There Is a Season (Columbia Legacy)
Reviewed by Jim Caligiuri, Fri., Oct. 20, 2006
There Is a Season (Columbia/Legacy)
In the pantheon of American rock bands, the Byrds remain near the top. Whether melding Dylan and the Beatles into folk-rock, studio excursions into psychedelia, or creating a vital touchstone in the birthing of country rock, the group's importance and the glory of their soaring harmonies and jingle-jangle guitars cannot be overstated. With 1990's self-titled 4-CD box set long out of print, Columbia Legacy has been releasing expanded versions of the Byrds' original albums, and as such, There Is a Season plays out like a culmination of the reissue campaign. Season's quartet of discs improves the sound over the previous collection and also includes a bonus DVD of 10 previously unissued 1960s television (read lip-synched) performances.
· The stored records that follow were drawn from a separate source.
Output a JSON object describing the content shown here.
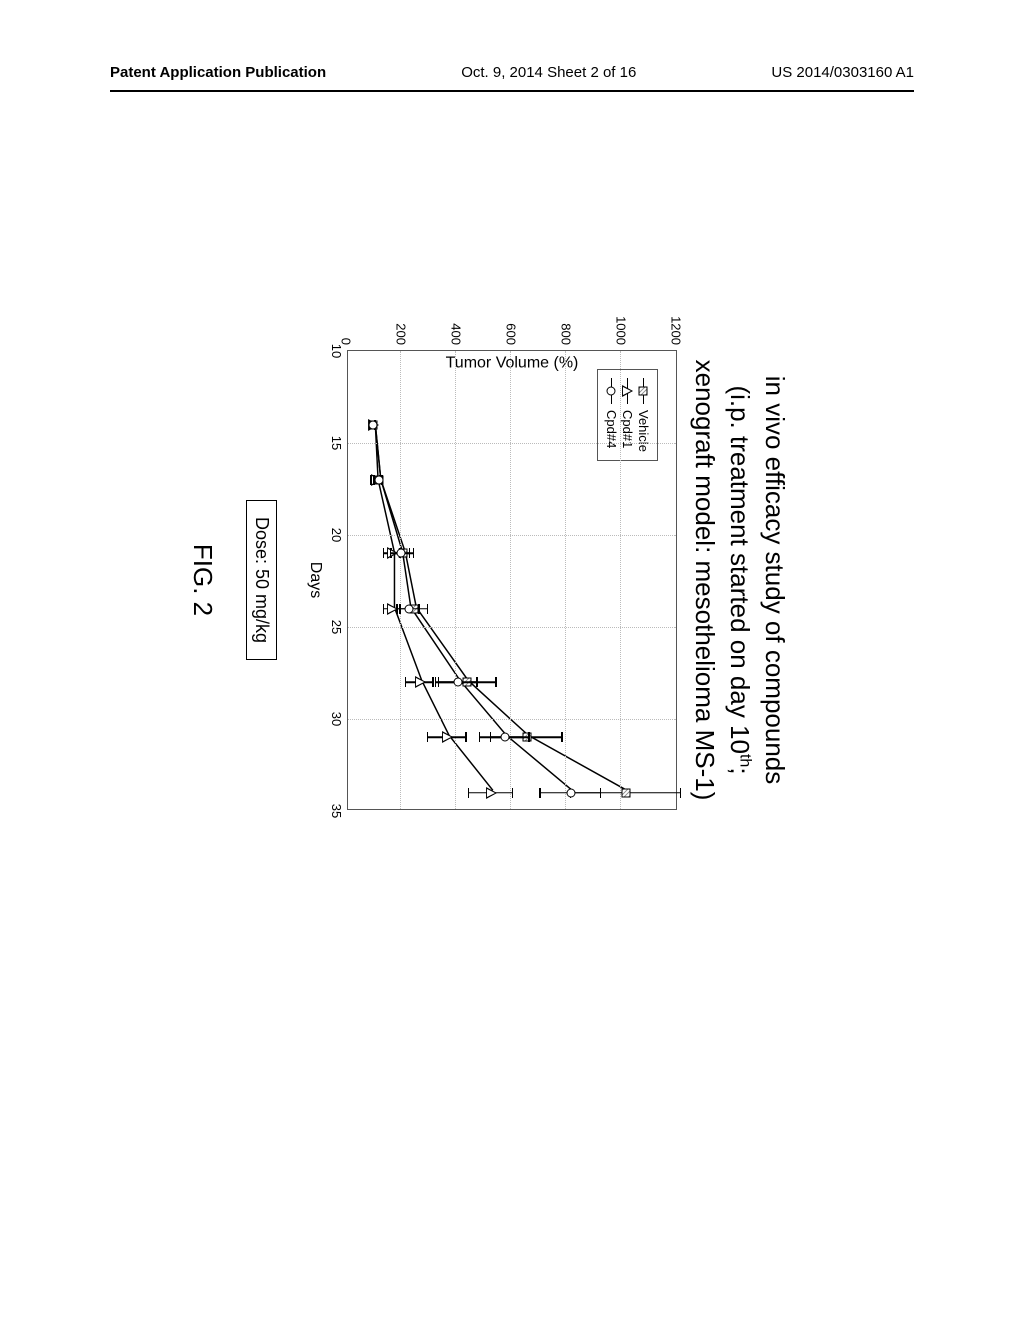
{
  "header": {
    "left": "Patent Application Publication",
    "center": "Oct. 9, 2014  Sheet 2 of 16",
    "right": "US 2014/0303160 A1"
  },
  "chart": {
    "type": "line",
    "title_line1": "in vivo efficacy study of compounds",
    "title_line2_prefix": "(i.p. treatment started on day 10",
    "title_line2_sup": "th",
    "title_line2_suffix": ";",
    "title_line3": "xenograft model: mesothelioma MS-1)",
    "xlabel": "Days",
    "ylabel": "Tumor Volume (%)",
    "xlim": [
      10,
      35
    ],
    "ylim": [
      0,
      1200
    ],
    "xticks": [
      10,
      15,
      20,
      25,
      30,
      35
    ],
    "yticks": [
      0,
      200,
      400,
      600,
      800,
      1000,
      1200
    ],
    "grid_color": "#bbbbbb",
    "background_color": "#ffffff",
    "line_color": "#000000",
    "series": [
      {
        "name": "Vehicle",
        "marker": "square",
        "x": [
          14,
          17,
          21,
          24,
          28,
          31,
          34
        ],
        "y": [
          100,
          120,
          210,
          250,
          440,
          660,
          1020
        ],
        "err": [
          10,
          15,
          40,
          50,
          110,
          130,
          200
        ]
      },
      {
        "name": "Cpd#1",
        "marker": "triangle",
        "x": [
          14,
          17,
          21,
          24,
          28,
          31,
          34
        ],
        "y": [
          100,
          110,
          170,
          170,
          270,
          370,
          530
        ],
        "err": [
          10,
          15,
          30,
          30,
          50,
          70,
          80
        ]
      },
      {
        "name": "Cpd#4",
        "marker": "circle",
        "x": [
          14,
          17,
          21,
          24,
          28,
          31,
          34
        ],
        "y": [
          100,
          120,
          200,
          230,
          410,
          580,
          820
        ],
        "err": [
          10,
          15,
          35,
          40,
          70,
          90,
          110
        ]
      }
    ],
    "legend_border_color": "#555555",
    "marker_size": 9,
    "line_width": 1.5,
    "errbar_color": "#000000"
  },
  "dose_label": "Dose: 50 mg/kg",
  "figure_label": "FIG. 2"
}
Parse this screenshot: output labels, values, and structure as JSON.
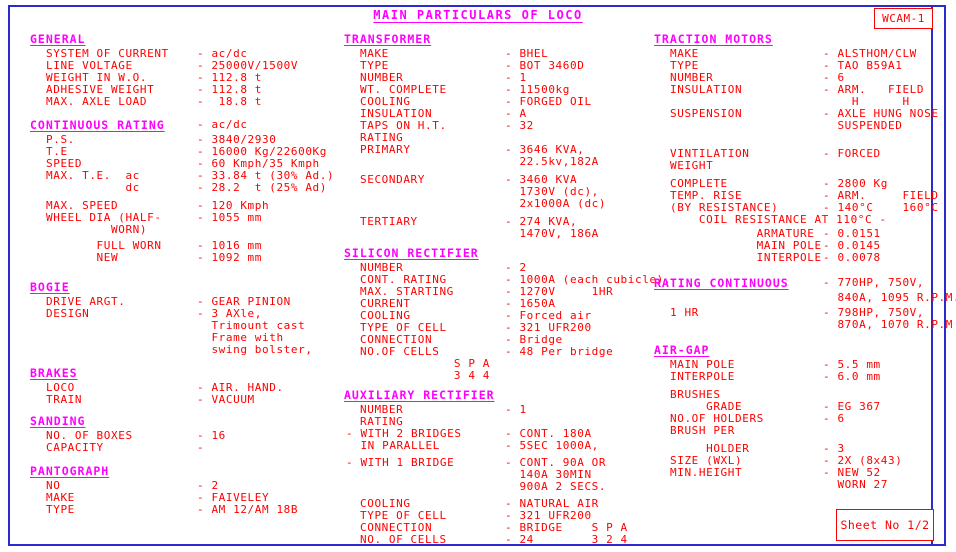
{
  "page": {
    "title": "MAIN PARTICULARS OF LOCO",
    "model_badge": "WCAM-1",
    "sheet_label": "Sheet No 1/2"
  },
  "colors": {
    "text": "#ff0000",
    "heading": "#ff00ff",
    "border": "#2a2ad0"
  },
  "columns": [
    {
      "sections": [
        {
          "h": "GENERAL",
          "rows": [
            {
              "l": "SYSTEM OF CURRENT",
              "v": "ac/dc"
            },
            {
              "l": "LINE VOLTAGE",
              "v": "25000V/1500V"
            },
            {
              "l": "WEIGHT IN W.O.",
              "v": "112.8 t"
            },
            {
              "l": "ADHESIVE WEIGHT",
              "v": "112.8 t"
            },
            {
              "l": "MAX. AXLE LOAD",
              "v": " 18.8 t"
            }
          ]
        },
        {
          "h": "CONTINUOUS RATING",
          "hv": "ac/dc",
          "mt": 10,
          "rows": [
            {
              "l": "P.S.",
              "v": "3840/2930"
            },
            {
              "l": "T.E",
              "v": "16000 Kg/22600Kg"
            },
            {
              "l": "SPEED",
              "v": "60 Kmph/35 Kmph"
            },
            {
              "l": "MAX. T.E.  ac",
              "v": "33.84 t (30% Ad.)"
            },
            {
              "l": "           dc",
              "v": "28.2  t (25% Ad)"
            },
            {
              "sp": 6
            },
            {
              "l": "MAX. SPEED",
              "v": "120 Kmph"
            },
            {
              "l": "WHEEL DIA (HALF-",
              "v": "1055 mm"
            },
            {
              "l": "         WORN)"
            },
            {
              "sp": 4
            },
            {
              "l": "       FULL WORN",
              "v": "1016 mm"
            },
            {
              "l": "       NEW",
              "v": "1092 mm"
            }
          ]
        },
        {
          "h": "BOGIE",
          "mt": 16,
          "rows": [
            {
              "l": "DRIVE ARGT.",
              "v": "GEAR PINION"
            },
            {
              "l": "DESIGN",
              "v": "3 AXle,",
              "c": [
                "Trimount cast",
                "Frame with",
                "swing bolster,"
              ]
            }
          ]
        },
        {
          "h": "BRAKES",
          "mt": 10,
          "rows": [
            {
              "l": "LOCO",
              "v": "AIR. HAND."
            },
            {
              "l": "TRAIN",
              "v": "VACUUM"
            }
          ]
        },
        {
          "h": "SANDING",
          "mt": 8,
          "rows": [
            {
              "l": "NO. OF BOXES",
              "v": "16"
            },
            {
              "l": "CAPACITY",
              "v": ""
            }
          ]
        },
        {
          "h": "PANTOGRAPH",
          "mt": 10,
          "rows": [
            {
              "l": "NO",
              "v": "2"
            },
            {
              "l": "MAKE",
              "v": "FAIVELEY"
            },
            {
              "l": "TYPE",
              "v": "AM 12/AM 18B"
            }
          ]
        }
      ]
    },
    {
      "sections": [
        {
          "h": "TRANSFORMER",
          "rows": [
            {
              "l": "MAKE",
              "v": "BHEL"
            },
            {
              "l": "TYPE",
              "v": "BOT 3460D"
            },
            {
              "l": "NUMBER",
              "v": "1"
            },
            {
              "l": "WT. COMPLETE",
              "v": "11500kg"
            },
            {
              "l": "COOLING",
              "v": "FORGED OIL"
            },
            {
              "l": "INSULATION",
              "v": "A"
            },
            {
              "l": "TAPS ON H.T.",
              "v": "32"
            },
            {
              "l": "RATING"
            },
            {
              "l": "PRIMARY",
              "v": "3646 KVA,",
              "c": [
                "22.5kv,182A"
              ]
            },
            {
              "sp": 6
            },
            {
              "l": "SECONDARY",
              "v": "3460 KVA",
              "c": [
                "1730V (dc),",
                "2x1000A (dc)"
              ]
            },
            {
              "sp": 6
            },
            {
              "l": "TERTIARY",
              "v": "274 KVA,",
              "c": [
                "1470V, 186A"
              ]
            }
          ]
        },
        {
          "h": "SILICON RECTIFIER",
          "mt": 6,
          "rows": [
            {
              "l": "NUMBER",
              "v": "2"
            },
            {
              "l": "CONT. RATING",
              "v": "1000A (each cubicle)."
            },
            {
              "l": "MAX. STARTING",
              "v": "1270V     1HR"
            },
            {
              "l": "CURRENT",
              "v": "1650A"
            },
            {
              "l": "COOLING",
              "v": "Forced air"
            },
            {
              "l": "TYPE OF CELL",
              "v": "321 UFR200"
            },
            {
              "l": "CONNECTION",
              "v": "Bridge"
            },
            {
              "l": "NO.OF CELLS",
              "v": "48 Per bridge"
            },
            {
              "l": "             S P A"
            },
            {
              "l": "             3 4 4"
            }
          ]
        },
        {
          "h": "AUXILIARY RECTIFIER",
          "mt": 6,
          "rows": [
            {
              "l": "NUMBER",
              "v": "1"
            },
            {
              "l": "RATING"
            },
            {
              "l": "- WITH 2 BRIDGES",
              "v": "CONT. 180A",
              "f": 1
            },
            {
              "l": "  IN PARALLEL",
              "v": "5SEC 1000A,",
              "f": 1
            },
            {
              "sp": 5
            },
            {
              "l": "- WITH 1 BRIDGE",
              "v": "CONT. 90A OR",
              "f": 1,
              "c": [
                "140A 30MIN",
                "900A 2 SECS."
              ]
            },
            {
              "sp": 5
            },
            {
              "l": "COOLING",
              "v": "NATURAL AIR"
            },
            {
              "l": "TYPE OF CELL",
              "v": "321 UFR200"
            },
            {
              "l": "CONNECTION",
              "v": "BRIDGE    S P A"
            },
            {
              "l": "NO. OF CELLS",
              "v": "24        3 2 4"
            }
          ]
        }
      ]
    },
    {
      "sections": [
        {
          "h": "TRACTION MOTORS",
          "rows": [
            {
              "l": "MAKE",
              "v": "ALSTHOM/CLW"
            },
            {
              "l": "TYPE",
              "v": "TAO B59A1"
            },
            {
              "l": "NUMBER",
              "v": "6"
            },
            {
              "l": "INSULATION",
              "v": "ARM.   FIELD",
              "c": [
                "  H      H"
              ]
            },
            {
              "l": "SUSPENSION",
              "v": "AXLE HUNG NOSE",
              "c": [
                "SUSPENDED"
              ]
            },
            {
              "sp": 16
            },
            {
              "l": "VINTILATION",
              "v": "FORCED"
            },
            {
              "l": "WEIGHT"
            },
            {
              "sp": 6
            },
            {
              "l": "COMPLETE",
              "v": "2800 Kg"
            },
            {
              "l": "TEMP. RISE",
              "v": "ARM.     FIELD"
            },
            {
              "l": "(BY RESISTANCE)",
              "v": "140°C    160°C"
            },
            {
              "l": "    COIL RESISTANCE AT 110°C -"
            },
            {
              "sp": 2
            },
            {
              "l": "            ARMATURE",
              "v": "0.0151"
            },
            {
              "l": "            MAIN POLE",
              "v": "0.0145"
            },
            {
              "l": "            INTERPOLE",
              "v": "0.0078"
            }
          ]
        },
        {
          "h": "RATING CONTINUOUS",
          "hv": "770HP, 750V,",
          "hc": [
            "840A, 1095 R.P.M."
          ],
          "mt": 12,
          "rows": [
            {
              "sp": 3
            },
            {
              "l": "1 HR",
              "v": "798HP, 750V,",
              "c": [
                "870A, 1070 R.P.M"
              ]
            }
          ]
        },
        {
          "h": "AIR-GAP",
          "mt": 12,
          "rows": [
            {
              "l": "MAIN POLE",
              "v": "5.5 mm"
            },
            {
              "l": "INTERPOLE",
              "v": "6.0 mm"
            },
            {
              "sp": 6
            },
            {
              "l": "BRUSHES"
            },
            {
              "l": "     GRADE",
              "v": "EG 367"
            },
            {
              "l": "NO.OF HOLDERS",
              "v": "6"
            },
            {
              "l": "BRUSH PER"
            },
            {
              "sp": 6
            },
            {
              "l": "     HOLDER",
              "v": "3"
            },
            {
              "l": "SIZE (WXL)",
              "v": "2X (8x43)"
            },
            {
              "l": "MIN.HEIGHT",
              "v": "NEW 52",
              "c": [
                "WORN 27"
              ]
            }
          ]
        }
      ]
    }
  ]
}
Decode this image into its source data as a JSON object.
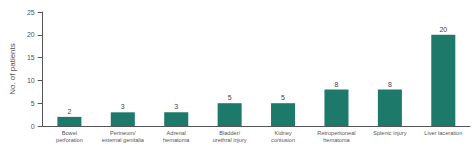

Sequenced chronologically, from their earliest recordings as Jet Set & the Beefeaters to a track cut specifically for the first box set, Season is hard to beat as a crash course for the novice; 99 tracks of prime Americana that has influenced everyone from Tom Petty to the Shins. Completists, meanwhile, will sniff at the meager five, previously unissued live performances. Those who have been following the reissue program might also be wary of reissued LP "bonus tracks" that are now a main part of the story. The booklet includes a generous booklet with a compelling summation of the Byrds' tale by Rolling Stone's David Fricke that includes interviews of Roger McGuinn and Chris Hillman but oddly not the other last live Byrd, David Crosby. A major omission is the lack of annotated session information. Since there were at least seven incarnations of the Byrds, a timeline/depth-chart would have made There Is a Season truly definitive.